Re: Is GUIX stable enough for production use? Lassi Kortela 22 Jun 2019 14:44 UTC

> What I do right now, is that I start the
> process in screen. And logs are printed directly in screen stderr.

Forgot to mention, have you read about the Twelve-Factor App conventions
(<https://12factor.net/>)? They also leave processes in the foreground,
write logs to stdout and use environment variables for configuration,
just like daemontools. So this line of thinking is now very widespread.

12factor originated from Heroku, and the idea is to run the development
versions of the services using a tool like Foreman
(<https://www.theforeman.org/>) that simply writes the logs to your
terminal instead of real log files. When shipping to staging/production,
the exact same process interface (foreground, stdout logs, envars) is
connected to a real logging and supervision system.

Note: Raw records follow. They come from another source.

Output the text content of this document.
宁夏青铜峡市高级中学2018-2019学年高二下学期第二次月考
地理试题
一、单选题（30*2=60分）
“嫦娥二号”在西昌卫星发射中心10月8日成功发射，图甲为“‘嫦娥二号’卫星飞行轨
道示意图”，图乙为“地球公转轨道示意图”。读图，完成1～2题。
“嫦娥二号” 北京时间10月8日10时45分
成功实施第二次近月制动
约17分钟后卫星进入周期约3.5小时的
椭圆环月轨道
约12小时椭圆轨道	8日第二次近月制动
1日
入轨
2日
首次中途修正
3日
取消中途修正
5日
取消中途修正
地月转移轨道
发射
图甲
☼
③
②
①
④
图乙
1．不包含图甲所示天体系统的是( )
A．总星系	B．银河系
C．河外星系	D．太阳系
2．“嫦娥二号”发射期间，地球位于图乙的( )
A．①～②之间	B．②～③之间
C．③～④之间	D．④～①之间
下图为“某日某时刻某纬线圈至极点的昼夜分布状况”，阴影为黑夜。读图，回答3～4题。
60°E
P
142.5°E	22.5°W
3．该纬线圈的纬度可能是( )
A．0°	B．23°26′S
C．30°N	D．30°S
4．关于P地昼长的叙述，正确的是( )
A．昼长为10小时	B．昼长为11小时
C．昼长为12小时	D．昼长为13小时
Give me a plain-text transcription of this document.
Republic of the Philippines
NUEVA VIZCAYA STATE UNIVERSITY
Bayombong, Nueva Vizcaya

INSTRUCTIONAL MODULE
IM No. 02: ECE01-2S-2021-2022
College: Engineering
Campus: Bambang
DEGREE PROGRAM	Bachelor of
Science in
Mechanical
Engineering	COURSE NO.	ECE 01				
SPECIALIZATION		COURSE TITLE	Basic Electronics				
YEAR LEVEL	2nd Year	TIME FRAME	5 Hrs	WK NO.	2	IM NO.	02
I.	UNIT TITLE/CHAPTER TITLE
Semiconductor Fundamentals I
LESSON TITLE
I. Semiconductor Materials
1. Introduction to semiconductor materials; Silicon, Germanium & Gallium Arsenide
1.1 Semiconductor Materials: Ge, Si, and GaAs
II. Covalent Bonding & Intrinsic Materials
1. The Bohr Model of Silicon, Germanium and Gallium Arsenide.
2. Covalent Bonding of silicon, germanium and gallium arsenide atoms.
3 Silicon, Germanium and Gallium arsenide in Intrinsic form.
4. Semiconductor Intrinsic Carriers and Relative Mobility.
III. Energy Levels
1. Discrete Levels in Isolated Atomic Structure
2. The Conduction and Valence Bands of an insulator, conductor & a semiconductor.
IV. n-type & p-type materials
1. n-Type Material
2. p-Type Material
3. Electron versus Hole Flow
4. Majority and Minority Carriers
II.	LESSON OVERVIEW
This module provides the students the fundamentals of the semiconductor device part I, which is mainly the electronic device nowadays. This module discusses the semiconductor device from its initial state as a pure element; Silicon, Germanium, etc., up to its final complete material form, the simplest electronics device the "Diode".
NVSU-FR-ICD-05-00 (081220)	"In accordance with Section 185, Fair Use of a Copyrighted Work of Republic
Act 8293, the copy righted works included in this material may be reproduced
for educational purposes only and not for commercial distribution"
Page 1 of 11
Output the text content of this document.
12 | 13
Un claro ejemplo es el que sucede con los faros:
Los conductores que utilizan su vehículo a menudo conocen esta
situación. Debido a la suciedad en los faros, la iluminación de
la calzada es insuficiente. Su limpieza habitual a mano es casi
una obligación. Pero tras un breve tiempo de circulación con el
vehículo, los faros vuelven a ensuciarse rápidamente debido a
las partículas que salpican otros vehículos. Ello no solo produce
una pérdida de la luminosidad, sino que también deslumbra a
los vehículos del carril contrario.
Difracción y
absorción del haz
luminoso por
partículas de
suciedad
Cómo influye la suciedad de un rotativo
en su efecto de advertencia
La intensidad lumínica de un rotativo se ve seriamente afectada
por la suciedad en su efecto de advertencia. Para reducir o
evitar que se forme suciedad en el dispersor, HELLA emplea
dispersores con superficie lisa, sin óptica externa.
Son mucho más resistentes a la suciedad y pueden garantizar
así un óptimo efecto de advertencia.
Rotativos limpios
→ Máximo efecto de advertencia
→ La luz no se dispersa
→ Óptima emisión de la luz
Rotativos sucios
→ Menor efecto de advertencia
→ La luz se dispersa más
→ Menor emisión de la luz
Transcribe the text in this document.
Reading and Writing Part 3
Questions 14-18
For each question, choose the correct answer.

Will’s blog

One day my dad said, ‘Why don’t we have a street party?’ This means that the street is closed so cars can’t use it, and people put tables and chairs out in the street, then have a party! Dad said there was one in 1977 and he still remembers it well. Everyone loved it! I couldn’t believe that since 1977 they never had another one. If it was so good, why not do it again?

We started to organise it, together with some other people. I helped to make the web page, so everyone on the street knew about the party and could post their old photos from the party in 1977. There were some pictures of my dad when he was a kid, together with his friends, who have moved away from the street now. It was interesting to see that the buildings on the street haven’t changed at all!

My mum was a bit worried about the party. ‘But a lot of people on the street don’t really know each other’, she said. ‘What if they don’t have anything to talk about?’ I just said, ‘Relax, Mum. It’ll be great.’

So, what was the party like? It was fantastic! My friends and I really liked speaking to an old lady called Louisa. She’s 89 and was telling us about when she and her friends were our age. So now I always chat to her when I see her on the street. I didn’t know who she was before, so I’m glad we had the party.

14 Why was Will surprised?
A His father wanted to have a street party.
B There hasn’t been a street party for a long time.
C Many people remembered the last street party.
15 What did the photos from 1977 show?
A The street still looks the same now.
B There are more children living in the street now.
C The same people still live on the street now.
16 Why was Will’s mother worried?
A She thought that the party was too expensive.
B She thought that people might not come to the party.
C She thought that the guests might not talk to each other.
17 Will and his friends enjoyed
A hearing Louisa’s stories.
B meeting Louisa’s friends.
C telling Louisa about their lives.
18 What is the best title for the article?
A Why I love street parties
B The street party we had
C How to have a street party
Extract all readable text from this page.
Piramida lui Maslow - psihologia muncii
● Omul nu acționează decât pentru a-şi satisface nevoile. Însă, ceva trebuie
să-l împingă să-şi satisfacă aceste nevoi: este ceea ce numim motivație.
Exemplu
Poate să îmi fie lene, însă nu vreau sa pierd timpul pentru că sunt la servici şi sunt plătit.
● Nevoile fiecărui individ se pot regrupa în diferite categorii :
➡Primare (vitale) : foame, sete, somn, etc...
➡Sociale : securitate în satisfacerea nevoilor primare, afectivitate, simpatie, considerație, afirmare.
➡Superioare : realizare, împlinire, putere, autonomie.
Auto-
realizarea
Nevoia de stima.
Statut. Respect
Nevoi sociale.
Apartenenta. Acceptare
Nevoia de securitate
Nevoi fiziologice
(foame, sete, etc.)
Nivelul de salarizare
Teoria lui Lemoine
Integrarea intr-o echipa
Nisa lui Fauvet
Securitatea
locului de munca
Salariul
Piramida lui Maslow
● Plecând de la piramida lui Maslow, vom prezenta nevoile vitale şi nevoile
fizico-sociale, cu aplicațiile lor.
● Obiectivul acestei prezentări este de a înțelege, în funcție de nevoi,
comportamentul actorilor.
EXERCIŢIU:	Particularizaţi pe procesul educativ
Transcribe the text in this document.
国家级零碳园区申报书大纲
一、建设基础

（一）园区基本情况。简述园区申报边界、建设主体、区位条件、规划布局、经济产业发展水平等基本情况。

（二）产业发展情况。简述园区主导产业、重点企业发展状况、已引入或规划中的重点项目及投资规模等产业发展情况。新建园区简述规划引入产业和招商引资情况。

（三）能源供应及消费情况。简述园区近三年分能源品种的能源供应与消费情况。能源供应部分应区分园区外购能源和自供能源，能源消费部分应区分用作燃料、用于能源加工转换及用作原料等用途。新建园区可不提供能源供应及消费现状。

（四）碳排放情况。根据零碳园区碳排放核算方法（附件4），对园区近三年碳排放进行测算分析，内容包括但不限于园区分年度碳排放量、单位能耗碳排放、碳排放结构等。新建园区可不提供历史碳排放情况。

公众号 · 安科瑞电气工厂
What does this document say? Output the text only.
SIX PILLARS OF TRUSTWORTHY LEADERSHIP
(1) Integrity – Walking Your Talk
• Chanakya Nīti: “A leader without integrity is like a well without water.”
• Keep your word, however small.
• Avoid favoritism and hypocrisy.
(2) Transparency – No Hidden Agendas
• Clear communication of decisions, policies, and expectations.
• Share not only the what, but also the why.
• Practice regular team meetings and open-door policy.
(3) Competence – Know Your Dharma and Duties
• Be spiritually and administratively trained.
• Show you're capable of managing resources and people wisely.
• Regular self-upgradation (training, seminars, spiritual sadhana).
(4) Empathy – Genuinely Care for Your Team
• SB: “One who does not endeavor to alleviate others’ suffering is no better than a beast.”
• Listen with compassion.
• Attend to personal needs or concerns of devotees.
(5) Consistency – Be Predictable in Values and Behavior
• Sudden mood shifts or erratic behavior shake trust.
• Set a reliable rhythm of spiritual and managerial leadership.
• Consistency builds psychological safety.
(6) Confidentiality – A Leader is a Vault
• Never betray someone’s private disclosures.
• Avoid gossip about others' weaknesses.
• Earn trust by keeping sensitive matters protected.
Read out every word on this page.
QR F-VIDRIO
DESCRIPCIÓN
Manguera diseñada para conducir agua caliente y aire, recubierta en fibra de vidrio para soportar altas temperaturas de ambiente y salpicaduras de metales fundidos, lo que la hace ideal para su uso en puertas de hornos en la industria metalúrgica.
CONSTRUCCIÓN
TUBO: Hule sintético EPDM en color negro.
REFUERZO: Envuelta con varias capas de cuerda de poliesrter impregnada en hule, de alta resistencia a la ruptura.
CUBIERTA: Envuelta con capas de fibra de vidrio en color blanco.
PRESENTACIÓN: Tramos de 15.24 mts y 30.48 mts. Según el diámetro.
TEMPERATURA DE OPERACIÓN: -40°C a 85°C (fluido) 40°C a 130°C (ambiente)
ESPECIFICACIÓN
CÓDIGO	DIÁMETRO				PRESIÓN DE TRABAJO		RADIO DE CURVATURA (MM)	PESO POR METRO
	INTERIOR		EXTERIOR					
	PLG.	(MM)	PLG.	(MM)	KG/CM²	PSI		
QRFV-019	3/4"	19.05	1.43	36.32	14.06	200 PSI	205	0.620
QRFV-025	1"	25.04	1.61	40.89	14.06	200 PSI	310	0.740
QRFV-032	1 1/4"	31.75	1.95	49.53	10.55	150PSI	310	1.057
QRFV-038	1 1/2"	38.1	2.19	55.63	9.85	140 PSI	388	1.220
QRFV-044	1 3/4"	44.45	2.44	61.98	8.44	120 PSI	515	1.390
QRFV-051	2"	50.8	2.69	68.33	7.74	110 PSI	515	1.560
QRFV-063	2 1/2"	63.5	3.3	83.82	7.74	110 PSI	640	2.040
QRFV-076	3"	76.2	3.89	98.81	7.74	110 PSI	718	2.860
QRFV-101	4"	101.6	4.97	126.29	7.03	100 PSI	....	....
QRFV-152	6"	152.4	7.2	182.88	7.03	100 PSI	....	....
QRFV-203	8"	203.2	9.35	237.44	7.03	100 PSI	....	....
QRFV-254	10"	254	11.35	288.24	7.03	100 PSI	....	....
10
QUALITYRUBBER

> This logging thing is something I would like to tackle at some point.
> In particular what is called structured logging. I am waiting for the
> completion of (scheme show) library (aka. SRFI-159?) to start working
> on it.

One simple approach to structured logging is JSON Lines
(<http://jsonlines.org/>). As with traditional log files, one log entry
is one line of text. But instead of free-form text it's a JSON object.
So the lines can be very long, but the files are easy to process. One
could do a similar S-expression Lines thing (each line is one plist).
The log timestamp can be just another field in the entry.